Göcek kıymetli geçmişi ve eşsiz güzelliğiyle her yaz giden insanları büyüleyip ve kendine bağlamaya devam ediyor. Göcek’te eşsiz koyların ve adaların yanı sıra önemli geçmişinden dolayı pek çok tarihi kalıntıyı üzerinde barındırıyor. Göcek’te görülmesi gereken tarihi yerler;
Tlos: Likya Uygarlığının 6 büyük kentinden biri olan Tlos kenti, aynı zamanda bu uygarlığın spor merkezi olarak bilinirmiş. Mitolojinin en efsanevi figürlerinden biri olan uçan kanatlı Pegasus’un sahibi Bellforonte’nin yaşadığı yer olarak bilinir. Ayrıca bu yer Likyalılara özel ev tipi mezarları ile de ilgi çeker.

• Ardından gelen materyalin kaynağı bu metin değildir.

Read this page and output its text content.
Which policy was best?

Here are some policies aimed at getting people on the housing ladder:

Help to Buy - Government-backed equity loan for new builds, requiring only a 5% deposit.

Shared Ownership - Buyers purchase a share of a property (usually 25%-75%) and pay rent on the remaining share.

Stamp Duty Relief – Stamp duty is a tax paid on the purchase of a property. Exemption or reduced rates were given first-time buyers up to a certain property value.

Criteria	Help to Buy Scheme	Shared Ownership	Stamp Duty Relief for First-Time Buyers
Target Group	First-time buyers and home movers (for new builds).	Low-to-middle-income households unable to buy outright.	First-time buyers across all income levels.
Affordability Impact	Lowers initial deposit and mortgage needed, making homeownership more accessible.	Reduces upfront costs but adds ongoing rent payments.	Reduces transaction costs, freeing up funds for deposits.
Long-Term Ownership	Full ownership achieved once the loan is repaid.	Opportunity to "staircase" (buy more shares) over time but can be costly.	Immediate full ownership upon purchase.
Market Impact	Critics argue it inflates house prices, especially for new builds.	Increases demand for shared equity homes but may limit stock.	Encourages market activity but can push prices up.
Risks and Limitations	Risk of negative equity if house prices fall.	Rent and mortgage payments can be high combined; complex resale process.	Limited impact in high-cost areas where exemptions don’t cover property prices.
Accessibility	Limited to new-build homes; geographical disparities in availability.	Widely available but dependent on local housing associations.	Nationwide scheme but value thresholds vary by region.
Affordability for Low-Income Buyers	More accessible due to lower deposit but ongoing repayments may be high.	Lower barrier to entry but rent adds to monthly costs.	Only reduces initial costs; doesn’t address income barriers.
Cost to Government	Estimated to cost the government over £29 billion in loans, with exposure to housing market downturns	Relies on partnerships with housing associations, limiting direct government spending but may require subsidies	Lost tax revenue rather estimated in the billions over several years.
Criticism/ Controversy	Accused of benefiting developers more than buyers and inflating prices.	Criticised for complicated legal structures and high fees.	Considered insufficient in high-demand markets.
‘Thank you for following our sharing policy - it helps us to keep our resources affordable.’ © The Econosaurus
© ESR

Kayaköy: bu köy aslında bizim öğrenmemiz gereken olayları içerisinde barındırıyor. Kayaköy’ün geçmişi 14. Yüzyıla dek uzanmaktadır. Eski Rum yerleşim yeri olan ve o zaman Levissi diye bilinen bu köy, Türkiye’nin yakın tarihinde de büyük önem taşımaktadır. Çünkü 1922 yılında Türk ve Yunan devletleri arasında imzalanan nüfus değişimi anlaşması gereği Kayaköy ’ün Rum halkı ile Batı Trakya’da yaşayan Türk halkı yer değiştirmiştir. Bu nedenle de köyün içerisinde Rumların yaşantısına dair bıraktığı izleri ve kültürlerinin etkisini kalan evlerin duvarlarında görüp, hissedebiliyorsunuz.
Gemiler Adası: Bizans Dönemine ait şapel ve kilise kalıntılarını barındıran sadece doğal güzellikleri ile değil tarihi ile de dikkat çekmektedir. Gemiler adası, bir diğer adıyla St. Nicholas Hristiyanlığın ilk yayıldığı merkezlerden olarak bilinir ve bundan dolayı da tarihte dini bir öneme sahiptir.
Cadianda Antik Kenti: Likya uygarlığından kalma bu bölgenin oldukça ilginç bir fiziki yapısı bulunur. Burada özellikle son zamanlarda yapılan kazılarla elde edilen keşiflerle ortaya çıkan çeşitli yapılar dikkat çekmiştir. Bölgede tiyatrosu, stadyumu, hamamı, agorası ve anıt mezarları çıkması ile son dönemlerde bu bölgenin ilgi odağı olmuştur.
Söylemezsem olmaz notum: Eski adı Taşyaka olan bu koy, 1974’te ünlü ressam Bedri Rahmi Eyüboğlu’nun koyu ziyaret etmesi ve buradaki kaya parçası üzerine, balık şeklinde eserini işlemiş ve aslında bu balık resminin içerisinde 6 tane hayvanı gizleyecek şekilde yapmış ve Göcek’e eşsiz bir sanat eseri bırakmıştır. Böylelikle de buranın adı Bedri Rahmi Koyu ismini almıştır. Günlük tekne turlarıyla kolaylıkla gidebileceğiniz bu koyu görmenizi şiddetle tavsiye ederim.